I have someone in my life like this and it's scary what they can manipulate and come out with to get what they want and stop any challenges on poor behaviour. I'd avoid being alone with your sister, wiggywiz is very right. It's a very difficult situation and I have no answers other than I refuse to be alone with this person.

theansweris42 · 05/10/2022 10:43

It's so difficult when it's a family member.

I would have a calm talk with her (or at her) noting that she knows she lies, knows it has negative impact but doesn't know why she does it; discuss whether some kind of talking therapy might help.

When people are seeking attention, sometimes they are dismissed.
I think maybe they need attention for a deep rooted reason.

It's not about "blaming" parents or family, it's unravelling what has led her to do this.

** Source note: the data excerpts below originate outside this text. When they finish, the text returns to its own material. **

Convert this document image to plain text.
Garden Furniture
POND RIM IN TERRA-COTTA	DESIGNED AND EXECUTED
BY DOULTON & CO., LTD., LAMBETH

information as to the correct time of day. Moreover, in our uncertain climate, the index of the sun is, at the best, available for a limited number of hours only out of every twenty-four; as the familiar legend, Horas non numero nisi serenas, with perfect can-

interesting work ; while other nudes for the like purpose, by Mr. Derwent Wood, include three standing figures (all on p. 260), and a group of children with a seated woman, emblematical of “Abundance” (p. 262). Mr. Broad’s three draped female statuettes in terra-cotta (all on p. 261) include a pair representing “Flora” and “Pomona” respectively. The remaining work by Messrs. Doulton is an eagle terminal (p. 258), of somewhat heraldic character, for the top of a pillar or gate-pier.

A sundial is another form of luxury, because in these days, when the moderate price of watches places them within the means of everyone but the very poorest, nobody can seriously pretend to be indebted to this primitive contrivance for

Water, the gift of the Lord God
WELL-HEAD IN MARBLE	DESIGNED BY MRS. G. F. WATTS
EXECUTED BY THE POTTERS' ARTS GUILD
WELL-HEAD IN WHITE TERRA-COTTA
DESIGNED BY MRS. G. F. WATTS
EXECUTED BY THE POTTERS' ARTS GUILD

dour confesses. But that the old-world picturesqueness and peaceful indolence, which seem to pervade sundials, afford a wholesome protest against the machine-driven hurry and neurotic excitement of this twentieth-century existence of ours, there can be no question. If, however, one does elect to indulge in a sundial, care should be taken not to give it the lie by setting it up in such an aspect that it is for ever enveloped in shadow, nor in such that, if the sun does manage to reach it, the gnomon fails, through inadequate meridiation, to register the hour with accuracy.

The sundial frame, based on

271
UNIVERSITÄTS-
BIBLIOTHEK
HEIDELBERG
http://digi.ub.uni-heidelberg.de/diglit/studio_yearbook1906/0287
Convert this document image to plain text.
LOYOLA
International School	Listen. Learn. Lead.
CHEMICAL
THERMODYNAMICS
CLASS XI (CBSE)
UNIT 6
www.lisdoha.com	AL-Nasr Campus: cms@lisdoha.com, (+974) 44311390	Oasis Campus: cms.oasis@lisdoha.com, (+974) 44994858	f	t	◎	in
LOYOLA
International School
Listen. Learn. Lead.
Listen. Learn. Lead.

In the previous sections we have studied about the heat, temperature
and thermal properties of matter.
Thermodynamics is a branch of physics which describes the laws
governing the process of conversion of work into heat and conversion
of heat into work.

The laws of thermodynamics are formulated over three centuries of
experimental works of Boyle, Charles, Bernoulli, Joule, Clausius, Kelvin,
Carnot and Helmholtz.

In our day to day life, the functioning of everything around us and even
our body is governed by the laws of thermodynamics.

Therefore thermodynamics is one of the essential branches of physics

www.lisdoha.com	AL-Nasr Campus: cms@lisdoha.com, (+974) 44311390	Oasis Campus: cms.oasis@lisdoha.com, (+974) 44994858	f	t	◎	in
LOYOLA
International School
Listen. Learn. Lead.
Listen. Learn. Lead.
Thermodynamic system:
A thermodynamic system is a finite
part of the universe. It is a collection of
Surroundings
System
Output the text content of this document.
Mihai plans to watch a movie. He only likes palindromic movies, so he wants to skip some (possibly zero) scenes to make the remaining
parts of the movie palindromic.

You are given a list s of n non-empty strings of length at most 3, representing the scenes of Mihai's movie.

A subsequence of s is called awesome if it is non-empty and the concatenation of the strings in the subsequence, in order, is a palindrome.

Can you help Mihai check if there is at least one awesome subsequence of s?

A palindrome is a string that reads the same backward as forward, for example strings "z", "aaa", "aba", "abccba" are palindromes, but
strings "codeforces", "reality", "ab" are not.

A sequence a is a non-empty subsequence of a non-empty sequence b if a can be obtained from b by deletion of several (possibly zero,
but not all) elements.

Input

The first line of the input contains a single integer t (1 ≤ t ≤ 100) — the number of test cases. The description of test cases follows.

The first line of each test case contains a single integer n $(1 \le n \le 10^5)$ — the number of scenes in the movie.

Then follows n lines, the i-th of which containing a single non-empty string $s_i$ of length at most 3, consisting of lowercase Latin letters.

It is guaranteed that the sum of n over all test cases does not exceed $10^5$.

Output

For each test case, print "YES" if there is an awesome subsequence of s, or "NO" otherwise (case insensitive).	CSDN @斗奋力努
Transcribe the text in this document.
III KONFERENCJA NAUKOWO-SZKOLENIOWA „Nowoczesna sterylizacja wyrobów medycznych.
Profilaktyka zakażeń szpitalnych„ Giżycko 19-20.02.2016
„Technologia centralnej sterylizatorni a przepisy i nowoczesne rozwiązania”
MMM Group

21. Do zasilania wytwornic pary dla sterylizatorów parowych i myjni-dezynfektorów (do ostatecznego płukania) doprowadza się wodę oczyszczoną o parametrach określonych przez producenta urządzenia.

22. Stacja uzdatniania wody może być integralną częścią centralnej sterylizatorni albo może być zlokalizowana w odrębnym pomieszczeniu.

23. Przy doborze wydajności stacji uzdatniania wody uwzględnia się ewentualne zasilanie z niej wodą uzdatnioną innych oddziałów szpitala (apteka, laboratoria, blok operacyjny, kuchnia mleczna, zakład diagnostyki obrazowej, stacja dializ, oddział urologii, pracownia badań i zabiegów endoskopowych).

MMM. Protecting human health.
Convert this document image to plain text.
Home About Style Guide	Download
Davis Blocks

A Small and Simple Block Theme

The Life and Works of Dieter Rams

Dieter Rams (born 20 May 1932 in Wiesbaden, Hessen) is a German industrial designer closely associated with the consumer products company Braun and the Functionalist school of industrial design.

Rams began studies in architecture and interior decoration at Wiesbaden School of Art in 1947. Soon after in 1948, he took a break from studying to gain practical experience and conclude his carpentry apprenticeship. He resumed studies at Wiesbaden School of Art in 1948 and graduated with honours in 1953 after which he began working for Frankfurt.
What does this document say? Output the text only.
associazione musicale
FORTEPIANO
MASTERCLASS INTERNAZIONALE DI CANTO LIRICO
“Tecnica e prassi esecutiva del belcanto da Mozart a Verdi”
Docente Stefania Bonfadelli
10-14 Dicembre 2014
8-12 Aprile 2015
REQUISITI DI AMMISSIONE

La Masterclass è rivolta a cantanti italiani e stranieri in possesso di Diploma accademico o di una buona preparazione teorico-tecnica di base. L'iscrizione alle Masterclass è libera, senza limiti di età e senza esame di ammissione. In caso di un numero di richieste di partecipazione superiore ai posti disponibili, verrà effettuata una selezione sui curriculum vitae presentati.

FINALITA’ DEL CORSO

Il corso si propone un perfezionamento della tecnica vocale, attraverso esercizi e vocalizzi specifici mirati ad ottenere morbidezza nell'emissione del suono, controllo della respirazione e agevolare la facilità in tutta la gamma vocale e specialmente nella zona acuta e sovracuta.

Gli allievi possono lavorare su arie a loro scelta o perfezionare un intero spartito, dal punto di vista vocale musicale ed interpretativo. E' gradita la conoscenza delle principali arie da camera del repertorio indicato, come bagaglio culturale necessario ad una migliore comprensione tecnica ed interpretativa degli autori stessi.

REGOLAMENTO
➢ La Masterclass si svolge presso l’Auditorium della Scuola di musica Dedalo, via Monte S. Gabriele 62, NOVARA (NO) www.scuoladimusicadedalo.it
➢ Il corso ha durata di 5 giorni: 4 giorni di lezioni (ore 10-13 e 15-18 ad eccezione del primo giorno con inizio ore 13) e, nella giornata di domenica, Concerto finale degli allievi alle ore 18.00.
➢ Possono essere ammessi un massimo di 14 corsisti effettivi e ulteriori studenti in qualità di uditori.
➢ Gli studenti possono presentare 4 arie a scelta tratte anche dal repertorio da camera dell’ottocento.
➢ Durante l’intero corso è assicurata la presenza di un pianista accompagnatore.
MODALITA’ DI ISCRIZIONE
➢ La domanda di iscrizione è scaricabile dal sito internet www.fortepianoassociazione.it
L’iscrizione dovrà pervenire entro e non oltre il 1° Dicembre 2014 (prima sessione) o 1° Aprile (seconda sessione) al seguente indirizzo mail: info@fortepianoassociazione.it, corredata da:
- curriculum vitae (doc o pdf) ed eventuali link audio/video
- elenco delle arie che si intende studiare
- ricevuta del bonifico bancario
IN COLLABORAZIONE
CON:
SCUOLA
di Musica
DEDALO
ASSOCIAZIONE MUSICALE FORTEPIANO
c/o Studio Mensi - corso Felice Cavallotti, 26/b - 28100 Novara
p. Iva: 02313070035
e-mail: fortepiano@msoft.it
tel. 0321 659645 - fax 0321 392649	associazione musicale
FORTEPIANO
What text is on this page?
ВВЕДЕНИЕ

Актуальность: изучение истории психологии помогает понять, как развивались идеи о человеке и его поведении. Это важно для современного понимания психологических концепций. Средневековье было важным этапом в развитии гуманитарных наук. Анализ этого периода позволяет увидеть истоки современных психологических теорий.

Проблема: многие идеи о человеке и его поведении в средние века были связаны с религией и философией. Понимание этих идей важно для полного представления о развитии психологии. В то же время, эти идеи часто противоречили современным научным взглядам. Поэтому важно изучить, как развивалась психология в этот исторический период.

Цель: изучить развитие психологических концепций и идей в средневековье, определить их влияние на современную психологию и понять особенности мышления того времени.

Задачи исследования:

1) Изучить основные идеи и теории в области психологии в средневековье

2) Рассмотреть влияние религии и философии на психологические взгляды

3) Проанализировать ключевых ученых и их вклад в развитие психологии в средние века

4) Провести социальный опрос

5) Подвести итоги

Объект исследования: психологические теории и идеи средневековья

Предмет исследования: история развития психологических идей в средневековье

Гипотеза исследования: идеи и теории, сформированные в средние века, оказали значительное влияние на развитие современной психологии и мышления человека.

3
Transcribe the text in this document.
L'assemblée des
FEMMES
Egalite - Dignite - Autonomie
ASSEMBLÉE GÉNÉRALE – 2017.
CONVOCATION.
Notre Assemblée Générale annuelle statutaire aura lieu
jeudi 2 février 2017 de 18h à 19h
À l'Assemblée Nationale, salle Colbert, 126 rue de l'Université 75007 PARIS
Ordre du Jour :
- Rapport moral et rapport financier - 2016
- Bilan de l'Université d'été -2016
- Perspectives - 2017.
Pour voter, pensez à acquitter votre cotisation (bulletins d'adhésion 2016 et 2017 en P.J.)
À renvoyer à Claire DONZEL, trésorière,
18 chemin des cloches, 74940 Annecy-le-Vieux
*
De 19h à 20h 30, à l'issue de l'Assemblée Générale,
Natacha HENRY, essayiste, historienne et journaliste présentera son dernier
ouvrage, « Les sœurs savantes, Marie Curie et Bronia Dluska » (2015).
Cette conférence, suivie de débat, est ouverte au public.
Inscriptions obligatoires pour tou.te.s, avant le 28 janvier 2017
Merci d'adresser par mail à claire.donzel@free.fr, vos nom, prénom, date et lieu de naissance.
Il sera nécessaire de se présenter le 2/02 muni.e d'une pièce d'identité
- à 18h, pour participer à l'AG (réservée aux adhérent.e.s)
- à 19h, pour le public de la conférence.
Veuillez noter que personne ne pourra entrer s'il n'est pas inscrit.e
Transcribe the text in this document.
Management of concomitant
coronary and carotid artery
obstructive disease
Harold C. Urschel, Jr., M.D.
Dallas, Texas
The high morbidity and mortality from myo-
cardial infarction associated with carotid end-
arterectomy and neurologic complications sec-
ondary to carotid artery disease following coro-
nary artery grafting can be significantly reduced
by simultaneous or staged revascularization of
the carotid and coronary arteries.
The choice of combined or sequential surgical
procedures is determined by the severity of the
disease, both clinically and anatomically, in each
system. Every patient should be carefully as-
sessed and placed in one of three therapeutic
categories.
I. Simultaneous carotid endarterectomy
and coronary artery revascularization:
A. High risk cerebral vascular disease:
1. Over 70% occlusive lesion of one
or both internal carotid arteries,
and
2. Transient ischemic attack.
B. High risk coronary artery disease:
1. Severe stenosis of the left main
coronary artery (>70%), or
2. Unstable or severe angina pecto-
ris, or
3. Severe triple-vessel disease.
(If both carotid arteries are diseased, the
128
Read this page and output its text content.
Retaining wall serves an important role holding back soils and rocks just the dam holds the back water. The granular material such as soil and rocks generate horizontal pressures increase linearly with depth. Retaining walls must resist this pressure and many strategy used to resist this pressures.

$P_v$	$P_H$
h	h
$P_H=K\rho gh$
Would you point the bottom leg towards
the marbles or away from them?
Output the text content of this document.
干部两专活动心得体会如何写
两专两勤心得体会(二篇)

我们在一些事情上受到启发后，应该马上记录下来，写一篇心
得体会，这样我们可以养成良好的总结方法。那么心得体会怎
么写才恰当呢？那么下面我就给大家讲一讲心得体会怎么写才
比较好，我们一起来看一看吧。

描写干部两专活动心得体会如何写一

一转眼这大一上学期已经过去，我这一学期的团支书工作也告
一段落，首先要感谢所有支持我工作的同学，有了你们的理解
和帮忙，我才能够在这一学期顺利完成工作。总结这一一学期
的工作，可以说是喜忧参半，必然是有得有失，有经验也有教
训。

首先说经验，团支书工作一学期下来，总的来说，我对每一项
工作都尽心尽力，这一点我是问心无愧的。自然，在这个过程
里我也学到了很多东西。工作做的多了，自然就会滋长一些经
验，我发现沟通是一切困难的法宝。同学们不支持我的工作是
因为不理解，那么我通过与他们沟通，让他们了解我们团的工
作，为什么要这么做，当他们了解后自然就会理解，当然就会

Her growing up, psychological development, reactions to events and need for the responses she gets to lies and suicide threats.

She may have a personality disorder and / or a mental illness or neither. It's up to her though if to / how to suss it out.

You could point out that she's making things so hard for herself covering up and if she's thought about why.

You've probably said all this, over and over. So part of the conversation would be you saying you need distance from the lies and won't keep discussing this with her. Any consequences will be up to her. You will be her loving sister but not engage in the lying.

So eg the holiday thing, if you want to post you will do; the wedding thing, should anyone ask you won't lie as well.

I feel for you as basically all you can do is disengage but it's it easy when it is a sibling you love.